Hoje no Brasil Tite é o principal treinador, com umas duas ou três piscinas de distância para o resto, que, pra abusar da figura de linguagem, morre afogada no meio de tanto dinheiro a troco – e bota troco nisso – de nada, ou quase nada. O campeão mundial pelo Corinthians conseguiu um poder quase hegemônico em todas as áreas de seu ofício.
Quem sabe lidar melhor com um grupo de futebol? Ele tem a linguagem, sabe manipular sentimentos em um vestiário, tirar pressão, injetar emoção, ele esbanja, conduz e mantém motivado um elenco como quem brinca com tartarugas, e faz mais: é justo em suas decisões.
Quem sabe lidar melhor com a imprensa cotidiana? Suas entrevistas coletivas são shows. Nem sempre interessantes, e isso é calculado. Ele joga com maestria o jogo midiático também. Oferece risos quando deseja, põe fogo no palheiro quando interessa, dá dicas, deixa reticências, desvia o foco, faz o que quer e fala sem precisar falar.
Quem tem melhor conhecimento tático de futebol? Tite está atualizado. Virou um cientista defensivo, um preenchedor de espaços, suas equipes às vezes irritam de tão exatas e econômicas, ele parece fazer uso da matemática aplicada ao futebol. Ninguém no país hoje parece mais antenado ao jogo que se joga como ele.
3×0 Tite?
Gol contra
Tite comentou final de Champions League pela ESPN Brasil. Só não sentou no sofá da Hebe porque não tem mais sofá nem Hebe. Até com o papagaio da Ana Maria Braga o Tite falou. O tal do ano sabático foi bem trabalhado pelo ex-volante: Corinthians, campeão, seleção, Copa, poder de escolha, inversão de oferta e demanda. Tite mostrou ao longo de 2014 um outro ítem de seu arcabouço profissional: auto-promoção.

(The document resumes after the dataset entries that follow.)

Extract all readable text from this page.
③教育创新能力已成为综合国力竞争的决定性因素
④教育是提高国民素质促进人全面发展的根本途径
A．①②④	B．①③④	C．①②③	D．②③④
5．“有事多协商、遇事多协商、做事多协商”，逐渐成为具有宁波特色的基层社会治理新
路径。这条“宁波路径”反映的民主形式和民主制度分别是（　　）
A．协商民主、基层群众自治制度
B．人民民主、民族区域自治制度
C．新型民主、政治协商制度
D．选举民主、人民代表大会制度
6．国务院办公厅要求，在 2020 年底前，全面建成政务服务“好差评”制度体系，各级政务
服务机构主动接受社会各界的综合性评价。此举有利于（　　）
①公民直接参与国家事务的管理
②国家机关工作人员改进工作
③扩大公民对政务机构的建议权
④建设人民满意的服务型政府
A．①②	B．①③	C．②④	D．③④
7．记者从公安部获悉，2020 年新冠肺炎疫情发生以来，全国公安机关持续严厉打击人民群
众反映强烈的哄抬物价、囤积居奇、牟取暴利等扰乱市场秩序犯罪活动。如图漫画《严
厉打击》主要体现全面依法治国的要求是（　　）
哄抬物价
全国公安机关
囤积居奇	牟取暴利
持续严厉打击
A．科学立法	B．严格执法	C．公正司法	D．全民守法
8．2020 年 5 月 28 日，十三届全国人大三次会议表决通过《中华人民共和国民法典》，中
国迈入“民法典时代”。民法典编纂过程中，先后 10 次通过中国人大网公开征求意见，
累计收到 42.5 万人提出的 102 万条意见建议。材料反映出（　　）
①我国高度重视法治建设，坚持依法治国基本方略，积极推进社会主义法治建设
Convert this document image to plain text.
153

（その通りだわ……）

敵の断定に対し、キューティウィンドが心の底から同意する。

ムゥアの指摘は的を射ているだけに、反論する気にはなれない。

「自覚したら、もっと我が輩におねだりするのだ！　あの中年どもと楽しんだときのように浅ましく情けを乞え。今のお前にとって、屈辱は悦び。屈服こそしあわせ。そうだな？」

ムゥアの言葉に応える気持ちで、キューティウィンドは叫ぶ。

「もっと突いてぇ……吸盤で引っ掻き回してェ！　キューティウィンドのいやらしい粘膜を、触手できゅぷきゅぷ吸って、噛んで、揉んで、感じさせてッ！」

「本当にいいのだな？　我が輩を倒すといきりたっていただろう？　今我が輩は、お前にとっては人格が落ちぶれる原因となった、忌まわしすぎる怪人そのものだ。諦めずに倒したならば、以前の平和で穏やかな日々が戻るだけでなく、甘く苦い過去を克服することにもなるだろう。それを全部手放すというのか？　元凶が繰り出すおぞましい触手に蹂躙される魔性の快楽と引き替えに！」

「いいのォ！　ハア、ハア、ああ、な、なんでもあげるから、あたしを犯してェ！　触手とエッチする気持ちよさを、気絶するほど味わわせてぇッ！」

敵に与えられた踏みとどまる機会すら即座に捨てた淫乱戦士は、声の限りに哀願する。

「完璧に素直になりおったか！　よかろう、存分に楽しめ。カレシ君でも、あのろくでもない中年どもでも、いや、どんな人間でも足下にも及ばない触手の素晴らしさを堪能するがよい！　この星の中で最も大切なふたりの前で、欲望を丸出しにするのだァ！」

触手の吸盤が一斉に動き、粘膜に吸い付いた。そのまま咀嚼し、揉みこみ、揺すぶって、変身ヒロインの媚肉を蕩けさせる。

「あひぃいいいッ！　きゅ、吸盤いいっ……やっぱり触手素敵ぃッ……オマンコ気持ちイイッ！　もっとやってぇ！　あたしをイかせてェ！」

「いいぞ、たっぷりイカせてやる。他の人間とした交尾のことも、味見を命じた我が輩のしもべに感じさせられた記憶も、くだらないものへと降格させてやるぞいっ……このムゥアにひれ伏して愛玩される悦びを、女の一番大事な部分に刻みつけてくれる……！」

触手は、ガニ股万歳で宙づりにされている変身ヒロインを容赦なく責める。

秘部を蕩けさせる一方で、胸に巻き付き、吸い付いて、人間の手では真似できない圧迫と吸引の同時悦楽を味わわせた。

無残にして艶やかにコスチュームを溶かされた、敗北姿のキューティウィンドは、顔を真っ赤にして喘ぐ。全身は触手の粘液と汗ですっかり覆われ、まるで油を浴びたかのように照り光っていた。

O 4×0 a favor de Tite é o fato dele saber vender muito bem o próprio peixe. Alternando futebolês com auto-ajuda, frases impactantes sobre o comportamento humano, honra e o mais rasteiro dialeto de vestiário, um cara polido e inteligente mas também varzeano e calejado. De repente parece que o Tite virou o FHC do futebol. “Já perguntaram o que o tite pensa das eleições no Vasco?”; “Tite, o Paysandu não quer jogar no Mangueirão, o que você acha disso?”; “O Shaktar acerta comprando tantos brasileiros, Tite?”; “Ei, pessoal, o Nilton Santos morreu, alguém precisa entrevistar o Tite sobre isso”.
Esse quarto gol pode ser, na verdade, um gol contra, conforme a temporada de 2015 caminhar. Se o Timão de Tite mostrou competência na Libertadores e nos clássicos e parece mesmo ser forte candidato a repetir o sucesso de 2012, por outro lado já fez alguns jogos sonolentos e sofríveis, como o da última semana diante do Red Bull. Vale dizer que a temporada corinthiana já começou urgente, com decisões e partidas históricas, e isso desgasta, acelera a natureza.
Meu palpite é que o Corinthians ergue taças em 2015. Receio, contudo, que Tite se perca no próprio jogo hegemônico e acredite que o placar marca 4×0 para si e dá pra fazer olé e tirar o pé. O Corinthians, que sempre foi uma bomba relógio exposta, hoje é, politicamente, uma mina terrestre camuflada. E Tite não é o melhor gestor que conheço de relacionamento com cartolas – só por isso, por exemplo, não está na seleção.